There were hardly any survivors of the 'Britpop' era. It had Blur (exceptional genius), Oasis (very rough and short-lived genius) and then others - the magnificent Pulp, crap like Echobelly, Shed Seven, Sleeper, Cast and of course the freak accidental genius of the Longpigs first album. Their second album sucked. It bombed along with a lot of other meaningless bands like Dodgy, Baby Bird, Boo Radleys, Cable, Space and, eventually and unfortunately, Ash (who are not meaningless - I was once a very obsessed young fan - but no longer, in my opinion, have little to offer to today's market).
Don't forget, this 'market' was not as saturated as it is now, bands tended to last up to a third album, possibly longer. Anyways, I stumbled, yet again, onto some old Suede tunes (or London Suede, depending on what side of the pond you live on). It was 'Stay Together' - written supposedly as an ode to the guitarists, Bernard Butler, father - having passed. Truly great stuff; a verse similar to that 'If your mother only knew' sampled Razhel song, but better and a chorus to shred ice-caps. Tambourines. Claps. High vocals...Ä¶.
(Tambourines - spice really. It's sprinkled onto the meat of rock 'n' roll for some extra flavour. Always incendiary. Always useful. Clapping - likewise, should never be mistreated or overstated. Bowie was bang on with it - 'Golden Years' or the Lou Reed totem 'Satellite of Love' - Clapping basically made these songs. Along with Michael Jackson, Bowie uses backing vocals like no other to enhance the songs further. Highly skilled at arrangements of course, these men stirred more soul and depth into a three minute pop tune than we could muster in a year. Or two)
So, for these reasons and some glorious lyrics, Suede immediately appealed to my sensibilities. They had the Smiths and Bowie, glam rock and androgyny in their pockets. They bore down upon us with twanging guitars and trembling strings, weeping and roaring. The principal song-writers lay in lead singer Brett Anderson and his lead guitarist, the stated Butler. They fought and fought, so Butler got the kick. Too much ego bouncing around. Both were effectively assholes to work with. That and Anderson loved drugs. Loved them. Crack. And heroin. Ever heard of a Jaquoranda? No? You're missing out my friend. It has a deer's head and wears a sari. Ok, well, I'd never heard of one either but during an interview, a far, far, away Anderson promoted this newest and fondest creation of his.
It is all that tragedy and endless romanticism. It just sucks me in. Imagine Edgar Allen Poe as a rocker. In tight pants (more than likely the leopard skin type), hair swept and wild as the wind. That's Suede right there, like it or not. If you have not heard them - shame on you, give them a listen. Take your pick - 'new generation', 'animal nitrate', the wild ones', we are the pigs' or next life'. They flow effortlessly, each and every one. Anything really from their first three albums (bit of a new line-up on 'Coming Up' - the third - but still excellent).

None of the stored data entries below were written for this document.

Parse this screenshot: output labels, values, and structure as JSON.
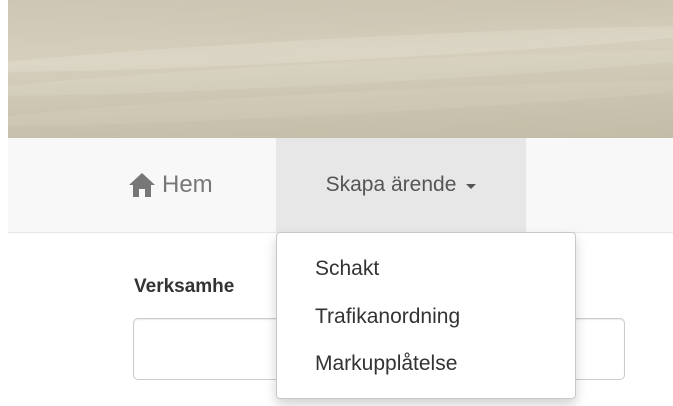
{
  "nav": {
    "home_label": "Hem",
    "home_icon": "home-icon",
    "create_label": "Skapa ärende",
    "create_icon": "caret-down-icon"
  },
  "dropdown": {
    "items": [
      {
        "label": "Schakt"
      },
      {
        "label": "Trafikanordning"
      },
      {
        "label": "Markupplåtelse"
      }
    ]
  },
  "form": {
    "field_label": "Verksamhe",
    "field_value": ""
  },
  "colors": {
    "navbar_bg": "#f8f8f8",
    "active_nav_bg": "#e7e7e7",
    "nav_text": "#777777",
    "hero_bg": "#d2cbb8"
  }
}
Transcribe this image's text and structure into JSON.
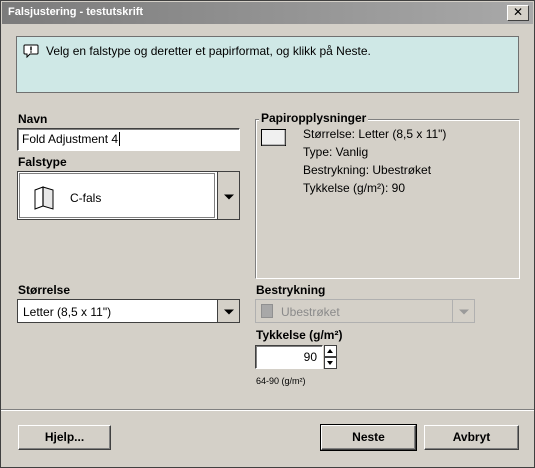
{
  "window": {
    "title": "Falsjustering - testutskrift",
    "close_glyph": "✕"
  },
  "info": {
    "icon": "speech-info-icon",
    "message": "Velg en falstype og deretter et papirformat, og klikk på Neste."
  },
  "name_field": {
    "label": "Navn",
    "value": "Fold Adjustment 4"
  },
  "fold_type": {
    "label": "Falstype",
    "icon": "c-fold-icon",
    "value": "C-fals"
  },
  "paper_info": {
    "title": "Papiropplysninger",
    "icon": "paper-icon",
    "lines": [
      "Størrelse: Letter (8,5 x 11\")",
      "Type: Vanlig",
      "Bestrykning: Ubestrøket",
      "Tykkelse (g/m²): 90"
    ]
  },
  "size": {
    "label": "Størrelse",
    "value": "Letter (8,5 x 11\")"
  },
  "coating": {
    "label": "Bestrykning",
    "value": "Ubestrøket",
    "enabled": false
  },
  "weight": {
    "label": "Tykkelse (g/m²)",
    "value": "90",
    "range": "64-90 (g/m²)"
  },
  "buttons": {
    "help": "Hjelp...",
    "next": "Neste",
    "cancel": "Avbryt"
  },
  "colors": {
    "info_bg": "#cfe8e6",
    "dialog_bg": "#d4d0c8",
    "disabled_text": "#8a8a8a"
  }
}
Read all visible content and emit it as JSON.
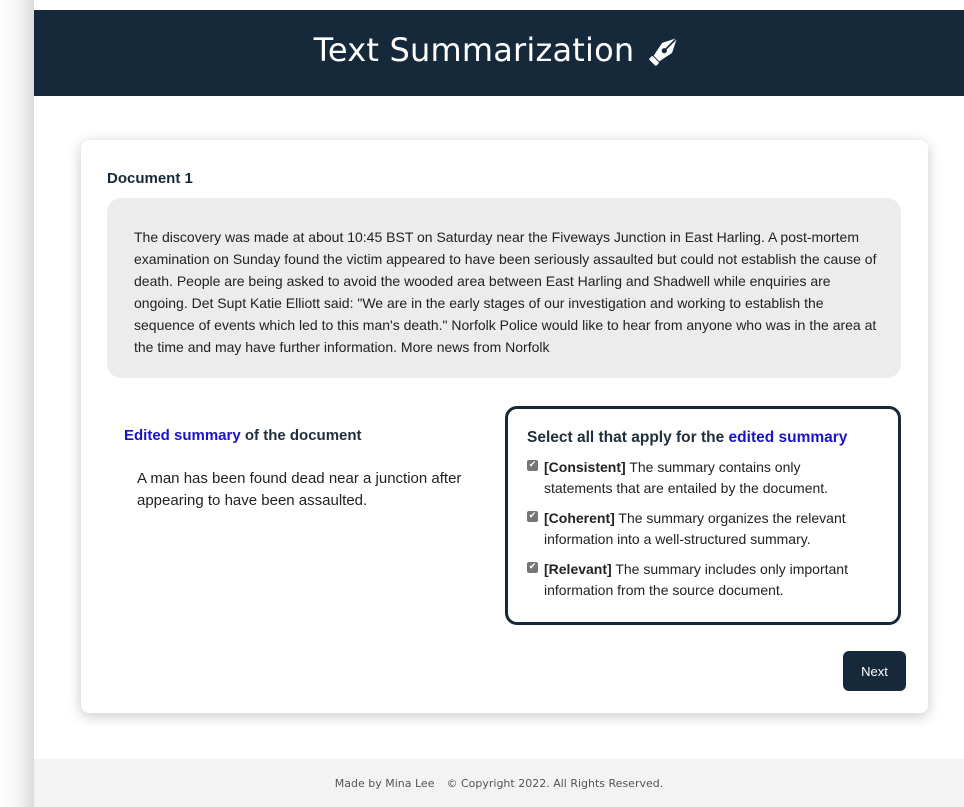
{
  "header": {
    "title": "Text Summarization",
    "icon": "pen-nib-icon"
  },
  "document": {
    "title": "Document 1",
    "text": "The discovery was made at about 10:45 BST on Saturday near the Fiveways Junction in East Harling. A post-mortem examination on Sunday found the victim appeared to have been seriously assaulted but could not establish the cause of death. People are being asked to avoid the wooded area between East Harling and Shadwell while enquiries are ongoing. Det Supt Katie Elliott said: \"We are in the early stages of our investigation and working to establish the sequence of events which led to this man's death.\" Norfolk Police would like to hear from anyone who was in the area at the time and may have further information. More news from Norfolk"
  },
  "summary": {
    "heading_accent": "Edited summary",
    "heading_rest": " of the document",
    "text": "A man has been found dead near a junction after appearing to have been assaulted."
  },
  "criteria": {
    "heading_prefix": "Select all that apply for the ",
    "heading_accent": "edited summary",
    "items": [
      {
        "tag": "[Consistent]",
        "text": " The summary contains only statements that are entailed by the document.",
        "checked": true
      },
      {
        "tag": "[Coherent]",
        "text": " The summary organizes the relevant information into a well-structured summary.",
        "checked": true
      },
      {
        "tag": "[Relevant]",
        "text": " The summary includes only important information from the source document.",
        "checked": true
      }
    ]
  },
  "actions": {
    "next_label": "Next"
  },
  "footer": {
    "made_by": "Made by Mina Lee",
    "copyright": "© Copyright 2022. All Rights Reserved."
  },
  "colors": {
    "header_bg": "#16293a",
    "accent": "#1a14c9",
    "doc_box_bg": "#ececec",
    "footer_bg": "#f3f3f3"
  }
}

You cannot overstate how important Suede were either. Before they had released any material, they were being touted as the best British band. This was 1992, and as the album 'Suede' came out it won the Mercury Music Prize, had many hit singles (the marvellous 'The Drowners' and 'Mickey Metal') and was the fastest selling British debut since Frankie goes to Hollywood's 'Welcome to the Pleasuredome'. They WERE the all new, brighter, smarter, ever more elegant version of Morrissey and Marr. No less poetic or gravitational either. Their songs spoke volumes, feeding the frenzy of growing fans. The music itself, its bare bones, was all sex, drugs, youthful fumblings, mistakes, romance, death, fear, smoggy distances and seas of tortured souls, the angst and yet more sleazy sex. Rules were bent. Sexuality being ever more ambiguous and dangerous. By their second album, 'Dog Man Star', yet more changes had come about.
Suede, or rather Anderson/Butler, decided they needed that sweeping seduction increased and more strings brought in. As if through a gigantic smokescreen, twelve songs were crafted - all hazy, druggy, sleepy stuff. It was an exceptional album. Butler left early (his last words to Anderson - 'You're a fuckin' cunt' - to which I'm sure at the time Anderson couldn't care less). So left alone, the singer topped up the guitar parts and sat back to delve yet further into a good solid drug addiction. Although failing to replicate success in America, Europe fell in love with them. The third album, funnily enough after Butler's departure, sold in the millions. But isn't that always the way (it spawned five top ten hits).
And then - that was it. Their fourth and fifth productions were poor and the guitarist's solo career was largely ignored. They made up apparently as a duo last year under the guise - Tears, but that has been very quiet. These men could have been gods. Big gigantic axe-wielding, cocaine snorting ones. We will never know the true details of the original falling out, there are varying stories (Anderson locking all Butlers guitars outside on the street and firing him from a window. Butler accusing Anderson of being a paedophile, etc, it goes on).
Alternative neo-glam Britpop never looked or felt so bloody good, and probably never will.